I would try the dry brands of food. Not all of the commercial brands have the high calcium in them. I would try the Flukers regular cricket chow or the NatureZone Standard Cricket bites. I do not have to keep that many crickets at once so the store bought brands work just fine for me. If I had alot of crickets to keep I would probably try the dog food and other ideas you see posted in these forums. I hear fish flakes quite often but dont think that is really a cheap way to go either.
My question would be is how long can I expect these dry brands to stay good in their jars. I use so little to feed my crickets it is looking like my two jars would take a year or more to use. Anyone know how long of shelf life I can expect out of these dry foods??


----------



## luther (Oct 10, 2005)

I only feed crickets I buy occasionaly, since they are used up quite fast.  I just drop in a piece of real orange or apple and a couple of dog/cat biscuits.  Sometimes I might bother to dust them with calcium powder from my reps, but mostly not.

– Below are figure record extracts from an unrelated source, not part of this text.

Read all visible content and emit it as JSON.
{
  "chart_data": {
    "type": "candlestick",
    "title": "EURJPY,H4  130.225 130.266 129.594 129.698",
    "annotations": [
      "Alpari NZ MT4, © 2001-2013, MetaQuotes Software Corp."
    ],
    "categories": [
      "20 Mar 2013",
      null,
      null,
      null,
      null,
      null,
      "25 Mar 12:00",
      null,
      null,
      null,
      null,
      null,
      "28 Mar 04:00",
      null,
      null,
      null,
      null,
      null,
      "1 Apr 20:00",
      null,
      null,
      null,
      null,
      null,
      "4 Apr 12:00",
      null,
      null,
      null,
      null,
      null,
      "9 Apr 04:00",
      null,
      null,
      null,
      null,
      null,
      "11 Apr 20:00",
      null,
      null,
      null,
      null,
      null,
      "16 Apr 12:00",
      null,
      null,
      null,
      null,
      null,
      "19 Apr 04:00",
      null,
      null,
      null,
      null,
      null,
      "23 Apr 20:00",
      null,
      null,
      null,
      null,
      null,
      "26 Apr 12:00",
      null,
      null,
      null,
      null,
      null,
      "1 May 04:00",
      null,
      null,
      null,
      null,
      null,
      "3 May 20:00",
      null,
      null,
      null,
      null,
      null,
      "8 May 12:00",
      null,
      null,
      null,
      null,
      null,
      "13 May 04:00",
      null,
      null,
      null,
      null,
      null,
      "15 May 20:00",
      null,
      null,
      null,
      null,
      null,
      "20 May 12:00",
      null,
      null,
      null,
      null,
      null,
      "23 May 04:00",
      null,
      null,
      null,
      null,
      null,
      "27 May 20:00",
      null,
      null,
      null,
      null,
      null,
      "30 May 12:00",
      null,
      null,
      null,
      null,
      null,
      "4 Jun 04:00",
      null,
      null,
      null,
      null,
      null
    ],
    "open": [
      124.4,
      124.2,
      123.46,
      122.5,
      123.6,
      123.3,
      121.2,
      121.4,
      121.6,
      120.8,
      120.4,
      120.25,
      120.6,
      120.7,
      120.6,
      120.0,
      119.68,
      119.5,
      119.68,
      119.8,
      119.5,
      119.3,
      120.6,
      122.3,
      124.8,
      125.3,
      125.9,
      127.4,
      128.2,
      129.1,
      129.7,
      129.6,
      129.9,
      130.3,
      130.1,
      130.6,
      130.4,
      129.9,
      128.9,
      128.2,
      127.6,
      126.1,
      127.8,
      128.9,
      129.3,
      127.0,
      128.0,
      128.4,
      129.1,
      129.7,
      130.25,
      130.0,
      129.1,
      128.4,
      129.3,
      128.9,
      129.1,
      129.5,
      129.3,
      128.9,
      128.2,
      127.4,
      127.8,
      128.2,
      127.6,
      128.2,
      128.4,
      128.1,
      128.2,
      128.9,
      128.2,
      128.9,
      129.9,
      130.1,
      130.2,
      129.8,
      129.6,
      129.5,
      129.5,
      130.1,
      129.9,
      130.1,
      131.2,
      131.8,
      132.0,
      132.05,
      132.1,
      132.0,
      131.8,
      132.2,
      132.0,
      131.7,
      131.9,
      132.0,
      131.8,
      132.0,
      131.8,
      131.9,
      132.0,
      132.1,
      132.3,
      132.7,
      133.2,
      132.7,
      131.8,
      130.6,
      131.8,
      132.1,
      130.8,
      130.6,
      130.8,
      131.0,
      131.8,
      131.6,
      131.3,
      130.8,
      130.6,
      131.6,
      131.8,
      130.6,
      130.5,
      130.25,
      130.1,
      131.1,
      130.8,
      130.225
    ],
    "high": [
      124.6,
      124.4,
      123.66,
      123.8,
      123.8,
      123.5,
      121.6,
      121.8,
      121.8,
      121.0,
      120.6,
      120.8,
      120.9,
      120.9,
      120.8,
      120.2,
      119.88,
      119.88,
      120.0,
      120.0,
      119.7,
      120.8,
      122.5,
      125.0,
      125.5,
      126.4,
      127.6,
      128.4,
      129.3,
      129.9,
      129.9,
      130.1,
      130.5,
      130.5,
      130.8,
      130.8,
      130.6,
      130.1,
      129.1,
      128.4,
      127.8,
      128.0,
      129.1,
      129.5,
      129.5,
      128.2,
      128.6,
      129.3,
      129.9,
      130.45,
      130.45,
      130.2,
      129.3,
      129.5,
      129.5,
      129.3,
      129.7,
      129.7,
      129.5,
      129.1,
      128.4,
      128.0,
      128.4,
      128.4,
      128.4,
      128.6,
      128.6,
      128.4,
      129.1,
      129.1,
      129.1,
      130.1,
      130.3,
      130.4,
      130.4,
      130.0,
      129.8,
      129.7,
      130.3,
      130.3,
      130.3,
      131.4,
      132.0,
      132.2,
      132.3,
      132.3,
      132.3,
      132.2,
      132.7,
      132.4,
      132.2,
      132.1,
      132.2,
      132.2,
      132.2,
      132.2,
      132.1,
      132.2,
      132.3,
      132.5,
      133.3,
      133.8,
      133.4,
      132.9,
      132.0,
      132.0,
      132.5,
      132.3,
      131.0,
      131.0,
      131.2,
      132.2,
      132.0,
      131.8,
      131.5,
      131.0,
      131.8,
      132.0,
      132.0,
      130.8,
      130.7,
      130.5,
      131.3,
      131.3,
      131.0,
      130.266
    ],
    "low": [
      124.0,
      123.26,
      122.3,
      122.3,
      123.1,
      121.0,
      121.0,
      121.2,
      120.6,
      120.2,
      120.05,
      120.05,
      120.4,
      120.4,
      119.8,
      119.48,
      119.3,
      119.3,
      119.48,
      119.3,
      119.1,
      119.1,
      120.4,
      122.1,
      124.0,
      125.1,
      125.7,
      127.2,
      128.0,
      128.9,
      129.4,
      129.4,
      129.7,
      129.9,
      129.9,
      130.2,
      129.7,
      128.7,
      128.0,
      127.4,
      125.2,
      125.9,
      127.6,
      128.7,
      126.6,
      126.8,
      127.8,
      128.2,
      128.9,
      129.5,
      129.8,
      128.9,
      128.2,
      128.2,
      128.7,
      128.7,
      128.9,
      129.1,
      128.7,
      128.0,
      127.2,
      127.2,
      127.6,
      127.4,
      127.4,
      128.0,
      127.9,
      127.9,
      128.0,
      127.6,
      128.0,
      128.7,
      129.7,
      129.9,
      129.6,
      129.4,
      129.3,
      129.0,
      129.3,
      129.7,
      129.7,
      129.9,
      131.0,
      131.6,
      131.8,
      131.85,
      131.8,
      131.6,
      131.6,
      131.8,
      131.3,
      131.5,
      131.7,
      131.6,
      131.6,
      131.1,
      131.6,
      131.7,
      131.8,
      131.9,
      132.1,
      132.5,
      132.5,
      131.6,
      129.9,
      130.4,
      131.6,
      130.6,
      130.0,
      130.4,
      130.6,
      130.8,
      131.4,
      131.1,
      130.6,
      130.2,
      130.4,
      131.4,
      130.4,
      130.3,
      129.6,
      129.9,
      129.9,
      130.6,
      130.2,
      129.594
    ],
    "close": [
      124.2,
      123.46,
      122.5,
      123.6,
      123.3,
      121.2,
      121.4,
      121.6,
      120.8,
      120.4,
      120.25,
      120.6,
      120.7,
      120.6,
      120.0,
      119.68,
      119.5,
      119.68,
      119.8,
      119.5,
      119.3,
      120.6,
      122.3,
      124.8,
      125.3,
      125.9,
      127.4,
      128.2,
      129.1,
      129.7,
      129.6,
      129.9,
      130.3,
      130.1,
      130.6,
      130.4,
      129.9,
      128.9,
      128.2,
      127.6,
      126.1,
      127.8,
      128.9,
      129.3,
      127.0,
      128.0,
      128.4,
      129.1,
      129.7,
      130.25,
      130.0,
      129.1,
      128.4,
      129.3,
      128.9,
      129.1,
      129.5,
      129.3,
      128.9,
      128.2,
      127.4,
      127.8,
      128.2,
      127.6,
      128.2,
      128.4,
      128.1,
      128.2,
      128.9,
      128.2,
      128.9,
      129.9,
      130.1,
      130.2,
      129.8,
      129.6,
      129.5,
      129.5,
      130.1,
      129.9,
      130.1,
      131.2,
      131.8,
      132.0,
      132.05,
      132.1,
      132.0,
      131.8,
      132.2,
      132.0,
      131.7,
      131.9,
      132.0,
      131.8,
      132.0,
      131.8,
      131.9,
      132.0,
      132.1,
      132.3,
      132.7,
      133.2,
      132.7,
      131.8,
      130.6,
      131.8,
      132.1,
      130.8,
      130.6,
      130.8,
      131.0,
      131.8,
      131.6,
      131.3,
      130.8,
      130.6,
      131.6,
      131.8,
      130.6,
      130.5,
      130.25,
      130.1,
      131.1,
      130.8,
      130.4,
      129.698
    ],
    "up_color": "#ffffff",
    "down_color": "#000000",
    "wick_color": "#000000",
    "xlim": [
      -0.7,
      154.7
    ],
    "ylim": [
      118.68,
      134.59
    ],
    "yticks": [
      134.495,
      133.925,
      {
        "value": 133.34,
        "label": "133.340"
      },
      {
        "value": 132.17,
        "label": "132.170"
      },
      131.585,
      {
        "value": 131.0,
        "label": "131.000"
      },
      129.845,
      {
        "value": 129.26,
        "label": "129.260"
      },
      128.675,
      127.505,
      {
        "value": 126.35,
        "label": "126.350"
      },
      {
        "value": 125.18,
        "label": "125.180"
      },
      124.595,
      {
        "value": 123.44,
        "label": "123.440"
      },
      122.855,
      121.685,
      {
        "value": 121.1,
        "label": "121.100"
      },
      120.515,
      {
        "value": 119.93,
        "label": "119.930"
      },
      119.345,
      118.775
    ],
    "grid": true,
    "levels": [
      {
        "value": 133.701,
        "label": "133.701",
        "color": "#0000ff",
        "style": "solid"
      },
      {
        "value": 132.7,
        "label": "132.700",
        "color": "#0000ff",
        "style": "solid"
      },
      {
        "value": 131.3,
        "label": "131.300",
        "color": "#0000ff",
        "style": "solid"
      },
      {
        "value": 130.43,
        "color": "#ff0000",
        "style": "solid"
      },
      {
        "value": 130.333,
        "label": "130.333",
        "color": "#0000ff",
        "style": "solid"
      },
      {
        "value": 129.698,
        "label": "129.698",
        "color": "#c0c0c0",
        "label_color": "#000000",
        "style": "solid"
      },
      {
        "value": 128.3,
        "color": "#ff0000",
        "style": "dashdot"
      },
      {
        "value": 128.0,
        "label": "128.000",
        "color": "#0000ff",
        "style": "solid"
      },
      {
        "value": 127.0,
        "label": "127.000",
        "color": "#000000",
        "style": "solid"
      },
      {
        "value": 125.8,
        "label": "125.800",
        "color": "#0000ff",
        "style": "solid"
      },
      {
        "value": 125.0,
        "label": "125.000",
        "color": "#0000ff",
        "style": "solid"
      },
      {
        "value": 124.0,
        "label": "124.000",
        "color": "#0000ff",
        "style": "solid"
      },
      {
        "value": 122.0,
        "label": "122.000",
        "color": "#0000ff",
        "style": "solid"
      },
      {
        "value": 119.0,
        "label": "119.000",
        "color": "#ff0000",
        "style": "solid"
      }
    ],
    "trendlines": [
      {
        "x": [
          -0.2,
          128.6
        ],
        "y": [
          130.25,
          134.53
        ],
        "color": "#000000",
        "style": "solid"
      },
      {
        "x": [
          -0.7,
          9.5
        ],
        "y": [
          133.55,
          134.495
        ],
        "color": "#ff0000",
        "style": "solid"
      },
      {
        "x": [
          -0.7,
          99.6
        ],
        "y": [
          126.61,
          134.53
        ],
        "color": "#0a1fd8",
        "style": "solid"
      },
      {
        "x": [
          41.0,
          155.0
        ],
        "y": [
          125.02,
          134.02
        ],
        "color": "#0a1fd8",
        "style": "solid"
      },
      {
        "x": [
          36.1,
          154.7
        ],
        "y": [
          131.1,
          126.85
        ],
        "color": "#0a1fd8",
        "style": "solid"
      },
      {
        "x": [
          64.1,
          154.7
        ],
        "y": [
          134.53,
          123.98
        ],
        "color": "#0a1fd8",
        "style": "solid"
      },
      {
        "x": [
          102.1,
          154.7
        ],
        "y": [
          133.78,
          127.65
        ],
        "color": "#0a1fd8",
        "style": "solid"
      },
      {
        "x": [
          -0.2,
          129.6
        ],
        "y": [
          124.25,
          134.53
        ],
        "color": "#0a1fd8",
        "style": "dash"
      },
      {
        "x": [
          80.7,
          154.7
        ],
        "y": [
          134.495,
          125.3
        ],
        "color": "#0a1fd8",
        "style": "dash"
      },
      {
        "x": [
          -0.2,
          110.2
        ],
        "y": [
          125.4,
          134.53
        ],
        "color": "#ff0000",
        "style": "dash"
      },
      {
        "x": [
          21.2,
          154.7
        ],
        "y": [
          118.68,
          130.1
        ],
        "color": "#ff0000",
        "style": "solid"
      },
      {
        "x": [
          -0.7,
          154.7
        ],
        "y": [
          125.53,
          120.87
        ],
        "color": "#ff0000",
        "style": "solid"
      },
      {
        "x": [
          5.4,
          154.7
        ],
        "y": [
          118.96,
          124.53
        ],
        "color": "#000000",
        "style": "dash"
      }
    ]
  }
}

I did keep a colony of roaches for a while.  They were a much better idea while they lasted and they ate anything offered without producing a nasty smell.  The adults were big enough to give my terrestrials a decent challenge.  My only problem with them was that I have a small house and my wife HATED them.  I didn't have enough room to hide them anywhere and in the end I just ran the colony down and went back to crickets.


----------



## sunnymarcie (Oct 10, 2005)

Feeding crickets  hmm ...

Why is this such a complicated issue?

Mositure/water = any leaf lettuce or random veggie or fruit 

Food = dry cat food  (and)  or  grain type dry cereal


Why spend extra money if you already have something suitable at home ? :?


----------



## AnonymousFish (Dec 29, 2019)

TRowe said:


> I've used it for a couple of months, and it's Ok.  It seems to dry out really quickly, which makes it less cost effective.  Also, mine smells kind of funky.  Almost like spoiled orange juice.  I didn't know if that was normal, or maybe mine had gone bad before I purchased it...?  In the end, the crickets seem to like it, so that's good enough for me.
> 
> Tim


have you been refrigerating the jar after opening? That's what you're supposed to do. Mine smells nice, like fresh oranges.


----------